Brave Pinball (Review)

Source: Cashmoneys
Price: £7.19
Where To Get It: Steam

A pinball game in which you are a JRPG hero (and occasionally their party), going through the game world and levelling up? Ohhh, that sounds so good, doesn’t it? And, if you were just going by the screenshots, it looks good too. Solid aesthetic, music fits…

But for me, it fails on one, absolutely basic element: Table design. And that’s an absolute killer, right there.

Rotating. Sodding. Paddle bumpers. Who thought that was a good idea?

So yes, the game is a pinball game, and the story is more implicit than anything else: You are hero. Demon Lord up there somewhere. Go kick his ass, because you are hero.

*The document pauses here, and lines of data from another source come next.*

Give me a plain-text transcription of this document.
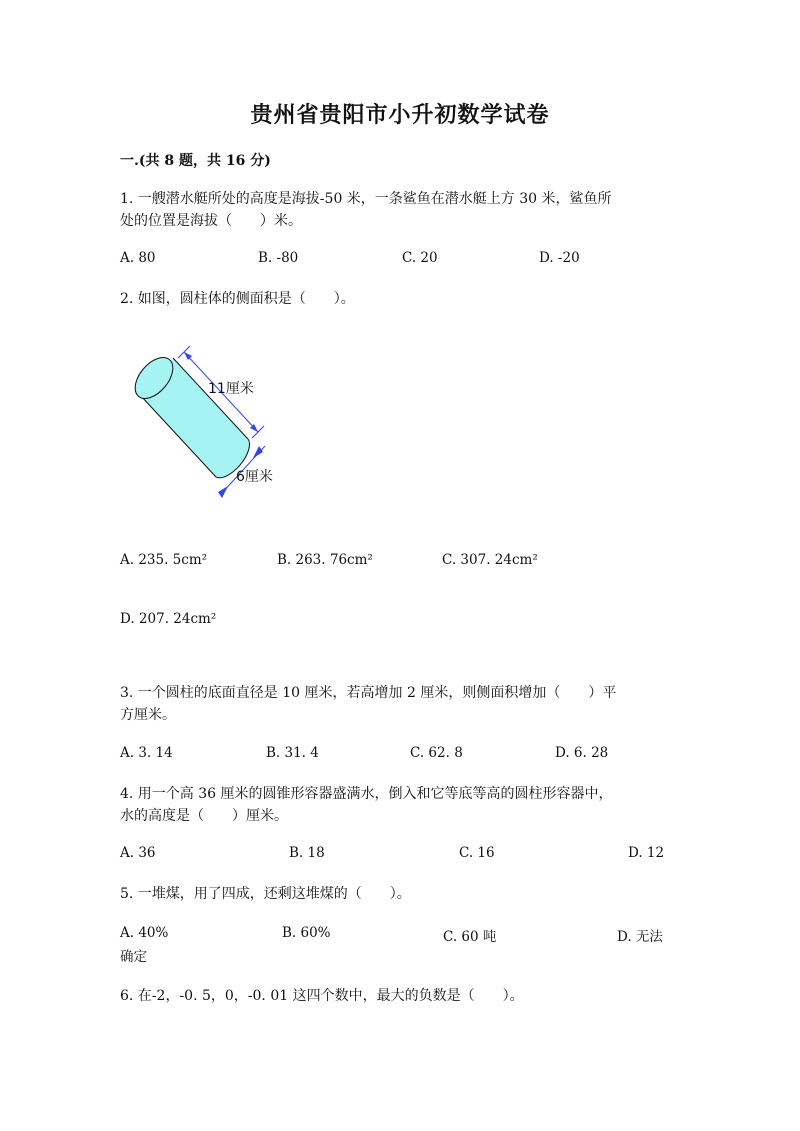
贵州省贵阳市小升初数学试卷
一.(共 8 题，共 16 分)
1. 一艘潜水艇所处的高度是海拔-50 米，一条鲨鱼在潜水艇上方 30 米，鲨鱼所
处的位置是海拔（　　）米。
A. 80	B. -80	C. 20	D. -20
2. 如图，圆柱体的侧面积是（　　）。
11厘米
6厘米
A. 235. 5cm²	B. 263. 76cm²	C. 307. 24cm²
D. 207. 24cm²
3. 一个圆柱的底面直径是 10 厘米，若高增加 2 厘米，则侧面积增加（　　）平
方厘米。
A. 3. 14	B. 31. 4	C. 62. 8	D. 6. 28
4. 用一个高 36 厘米的圆锥形容器盛满水，倒入和它等底等高的圆柱形容器中，
水的高度是（　　）厘米。
A. 36	B. 18	C. 16	D. 12
5. 一堆煤，用了四成，还剩这堆煤的（　　）。
A. 40%	B. 60%	C. 60 吨	D. 无法
确定
6. 在-2，-0. 5，0，-0. 01 这四个数中，最大的负数是（　　）。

…And nearly everything is bumpers and roundabouts. And the first area is where I’ve lost the most lives, even though it does at least a little to try and combat that. Because everything is bumpers. Enemies? Bumpers that move a little in preset patterns. Blocks? Bumpers. Bushes? Bumpers. They go away, but they always come back, and it’s quite easy to be launched after you’ve fallen into either the gutters after you’d blown up those bumpers, or the middle… And then get bounced right into the middle or the gutter all over again.

Now, I could nudg- Oh, wait. No nudge. No way to push the table to one side or the other to maybe guide the ball to, I dunno… Not a direct path to the gap between the paddles where the paddles can’t reach?

See this? This is the second part of the multi-table layout. And it’s easier to play. And harder to fall off because of SODDING BUMPERS.

I could talk about the good spriting. I could talk about the clear demarcation for the most part of elements. I could talk about the music, a little stereotypical, but not bad music, and not a bad thing.I could talk about the simple and clear control scheme. But the table design is, in terms of points of interest, sparse. Everything being bumpers easily leads to unfair situations. And when your second tables are actually easier to climb than your first…

…It is unsurprising that, after I’d gotten enough to screenshot this, I just… Put it down. I have better tables. I have better multi-area tables. And I have tables that don’t commit the gravest sin I have ever seen in a pinball game.

This. If it isn’t clear, these two hexagonal wheels? Are also bumpers. Bumpers with physics, so when you bump off them, they rotate. I have never seen a table feature quite that sadistic. And I have no desire to deal with its bullshit.

No, really. Don’t design a table with all bumpers. Learn from this, kids. Please.